UK auto executives believe cars will be predominantly sold online by 2030, with electric vehicles (EVs) accounting for between 70-100% of new vehicle sales in Western Europe.
Data from KPMG’s Automotive Executive Survey found that 59% of 1,118 executives surveyed believe online sales will become the norm by the end of the decade, with figures rising to 78 % when talking to bosses globally.
The majority of executives are also quite positive about the growth of the industry, with 53% feeling confident.
Although more than 50 percent of respondents feel very concerned about supply shortages, the survey results revealed widespread optimism within the industry.
“It’s encouraging to see such widespread optimism about the auto industry’s growth prospects, but seldom automakers have faced such a range of technological and business changes since the dawn of the auto industry ago. 130 years,” said the global head of KMPG. automobile Gary Silberg.

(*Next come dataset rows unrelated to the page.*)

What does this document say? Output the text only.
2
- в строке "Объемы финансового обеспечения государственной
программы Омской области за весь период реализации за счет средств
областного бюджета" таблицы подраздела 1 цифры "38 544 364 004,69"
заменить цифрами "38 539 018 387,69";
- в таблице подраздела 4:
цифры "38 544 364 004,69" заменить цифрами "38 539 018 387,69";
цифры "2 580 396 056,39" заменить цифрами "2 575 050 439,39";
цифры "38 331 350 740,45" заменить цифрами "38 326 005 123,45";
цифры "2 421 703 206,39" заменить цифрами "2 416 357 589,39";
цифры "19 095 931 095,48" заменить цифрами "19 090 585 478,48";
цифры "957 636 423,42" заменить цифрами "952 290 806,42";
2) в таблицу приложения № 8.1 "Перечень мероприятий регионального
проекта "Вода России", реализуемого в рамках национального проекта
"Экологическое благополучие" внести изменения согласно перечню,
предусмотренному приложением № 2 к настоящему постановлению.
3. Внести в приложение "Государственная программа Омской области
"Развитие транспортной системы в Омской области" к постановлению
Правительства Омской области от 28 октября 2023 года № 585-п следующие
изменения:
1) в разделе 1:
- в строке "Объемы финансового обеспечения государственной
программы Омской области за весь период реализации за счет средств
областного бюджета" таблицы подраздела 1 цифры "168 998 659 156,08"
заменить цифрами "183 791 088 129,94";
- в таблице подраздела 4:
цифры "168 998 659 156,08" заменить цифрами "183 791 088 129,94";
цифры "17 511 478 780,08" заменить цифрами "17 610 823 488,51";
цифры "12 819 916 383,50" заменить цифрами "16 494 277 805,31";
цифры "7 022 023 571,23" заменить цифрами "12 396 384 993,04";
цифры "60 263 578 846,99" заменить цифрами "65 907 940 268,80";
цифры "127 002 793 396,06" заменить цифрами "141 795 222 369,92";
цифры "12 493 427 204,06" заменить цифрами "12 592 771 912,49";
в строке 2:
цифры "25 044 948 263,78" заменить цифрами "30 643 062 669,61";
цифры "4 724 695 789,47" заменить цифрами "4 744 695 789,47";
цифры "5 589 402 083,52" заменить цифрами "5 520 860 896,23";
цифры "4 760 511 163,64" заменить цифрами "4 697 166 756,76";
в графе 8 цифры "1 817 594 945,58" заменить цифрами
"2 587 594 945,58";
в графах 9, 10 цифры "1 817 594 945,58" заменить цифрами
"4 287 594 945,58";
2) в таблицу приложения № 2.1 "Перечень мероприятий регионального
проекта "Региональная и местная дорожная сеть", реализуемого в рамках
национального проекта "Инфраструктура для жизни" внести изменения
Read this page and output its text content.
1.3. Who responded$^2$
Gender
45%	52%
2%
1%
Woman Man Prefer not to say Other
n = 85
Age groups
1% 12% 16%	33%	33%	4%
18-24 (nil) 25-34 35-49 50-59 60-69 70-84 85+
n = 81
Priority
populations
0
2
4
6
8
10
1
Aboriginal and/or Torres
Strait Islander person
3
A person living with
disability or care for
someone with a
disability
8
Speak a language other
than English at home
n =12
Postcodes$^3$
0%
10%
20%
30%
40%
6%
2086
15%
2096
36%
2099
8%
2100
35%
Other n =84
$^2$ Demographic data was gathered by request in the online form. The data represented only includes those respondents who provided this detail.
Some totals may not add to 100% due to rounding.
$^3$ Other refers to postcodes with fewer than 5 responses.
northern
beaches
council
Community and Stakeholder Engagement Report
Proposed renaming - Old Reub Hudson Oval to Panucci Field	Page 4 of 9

“There are pressing questions leaders need to answer right now, including have they learned recent lessons to build more resilient supply chains and address labor shortages.”
About three-quarters expect automakers to bypass dealerships, selling around 40% of new vehicles directly to consumers, while 77% expect electric vehicles to be widespread by 2030, even without government subsidies.
“While supply chain and other cost challenges continue to be a concern, the global automotive industry remains optimistic, in large part due to the innovation delivered today and in the years to come. “, said KMPG’s automotive manager, Richard Peberdy.
“Industry leaders are excited about the prospects for electric vehicles, but are clear that charging infrastructure needs to keep pace.”